For generations, Oaklanders have been cut off from their waterfront: both the 880 freeway and the Amtrak/Pacific Union railroad tracks have served as visual and psychological barriers between the Estuary and the rest of the city.

Aware of this fact, in 1992 the Oakland League of Women Voters commissioned then-City Attorney Richard Winnie to explore the waterfront’s opportunities. Winnie’s findings emphasized the need to open the waterfront to the public and to connect the waterfront to Oakland’s neighborhoods. Two years later Vincent Horpel, then the rowing coach for Berkeley High School and an accomplished rower himself, founded the Jack London Aquatic Center to lobby for the development of a recreational aquatic center on the shores of the Oakland Estuary.

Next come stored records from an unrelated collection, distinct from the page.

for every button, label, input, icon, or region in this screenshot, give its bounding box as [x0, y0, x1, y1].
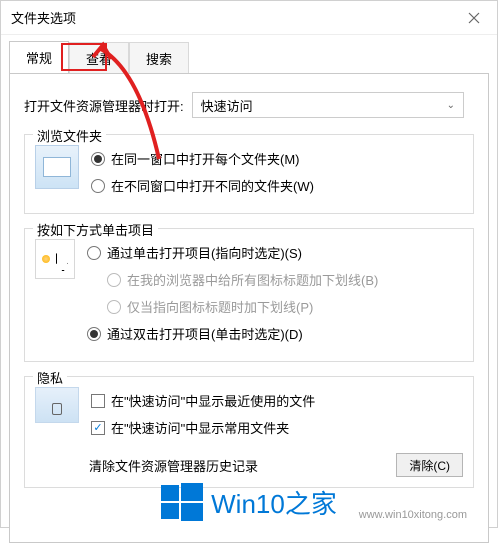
close-button[interactable] [451, 1, 497, 35]
browse-fieldset: 浏览文件夹 在同一窗口中打开每个文件夹(M) 在不同窗口中打开不同的文件夹(W) [24, 134, 474, 214]
titlebar: 文件夹选项 [1, 1, 497, 35]
folder-options-dialog: 文件夹选项 常规 查看 搜索 打开文件资源管理器时打开: 快速访问 ⌄ 浏览文件… [0, 0, 498, 528]
check-recent-files[interactable]: 在"快速访问"中显示最近使用的文件 [91, 391, 463, 410]
open-explorer-label: 打开文件资源管理器时打开: [24, 96, 184, 115]
tab-general[interactable]: 常规 [9, 41, 69, 74]
combo-value: 快速访问 [201, 96, 253, 115]
tab-search[interactable]: 搜索 [129, 42, 189, 75]
radio-underline-all: 在我的浏览器中给所有图标标题加下划线(B) [107, 270, 463, 289]
open-explorer-row: 打开文件资源管理器时打开: 快速访问 ⌄ [24, 92, 474, 118]
radio-new-window[interactable]: 在不同窗口中打开不同的文件夹(W) [91, 176, 463, 195]
privacy-fieldset: 隐私 在"快速访问"中显示最近使用的文件 ✓在"快速访问"中显示常用文件夹 清除… [24, 376, 474, 488]
tab-view[interactable]: 查看 [69, 42, 129, 75]
click-legend: 按如下方式单击项目 [33, 220, 158, 239]
radio-underline-hover: 仅当指向图标标题时加下划线(P) [107, 297, 463, 316]
clear-button[interactable]: 清除(C) [396, 453, 463, 477]
privacy-icon [35, 387, 79, 423]
radio-double-click[interactable]: 通过双击打开项目(单击时选定)(D) [87, 324, 463, 343]
browse-folder-icon [35, 145, 79, 189]
tab-panel-general: 打开文件资源管理器时打开: 快速访问 ⌄ 浏览文件夹 在同一窗口中打开每个文件夹… [9, 73, 489, 543]
cursor-icon [35, 239, 75, 279]
browse-legend: 浏览文件夹 [33, 126, 106, 145]
radio-same-window[interactable]: 在同一窗口中打开每个文件夹(M) [91, 149, 463, 168]
clear-label: 清除文件资源管理器历史记录 [89, 456, 258, 475]
dialog-title: 文件夹选项 [11, 8, 451, 27]
chevron-down-icon: ⌄ [447, 100, 455, 111]
close-icon [468, 12, 480, 24]
privacy-legend: 隐私 [33, 368, 67, 387]
radio-single-click[interactable]: 通过单击打开项目(指向时选定)(S) [87, 243, 463, 262]
click-fieldset: 按如下方式单击项目 通过单击打开项目(指向时选定)(S) 在我的浏览器中给所有图… [24, 228, 474, 362]
check-frequent-folders[interactable]: ✓在"快速访问"中显示常用文件夹 [91, 418, 463, 437]
open-explorer-combo[interactable]: 快速访问 ⌄ [192, 92, 464, 118]
tabs: 常规 查看 搜索 [1, 35, 497, 74]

In June 1997 the Oakland City Council unanimously resolved to engage the Jack London Aquatic Center, Inc. to design and construct an aquatic center facility in Estuary Park, allocating $1.5 million to the project from Oakland’s Measure K Open Space bond fund. This underwriting was complemented by major grants from the public and private sectors. Construction was completed and the Center dedicated in October of 2000.

Since January 1, 2002, the Aquatic Center has been managed and operated by Jack London Aquatic Center, Inc., in agreement with the City of Oakland. Under that agreement, The Jack London Aquatic Center, Inc. now holds community-based water sports classes, licenses out aquatic center space to other groups and rents the upstairs community room facilities to the public.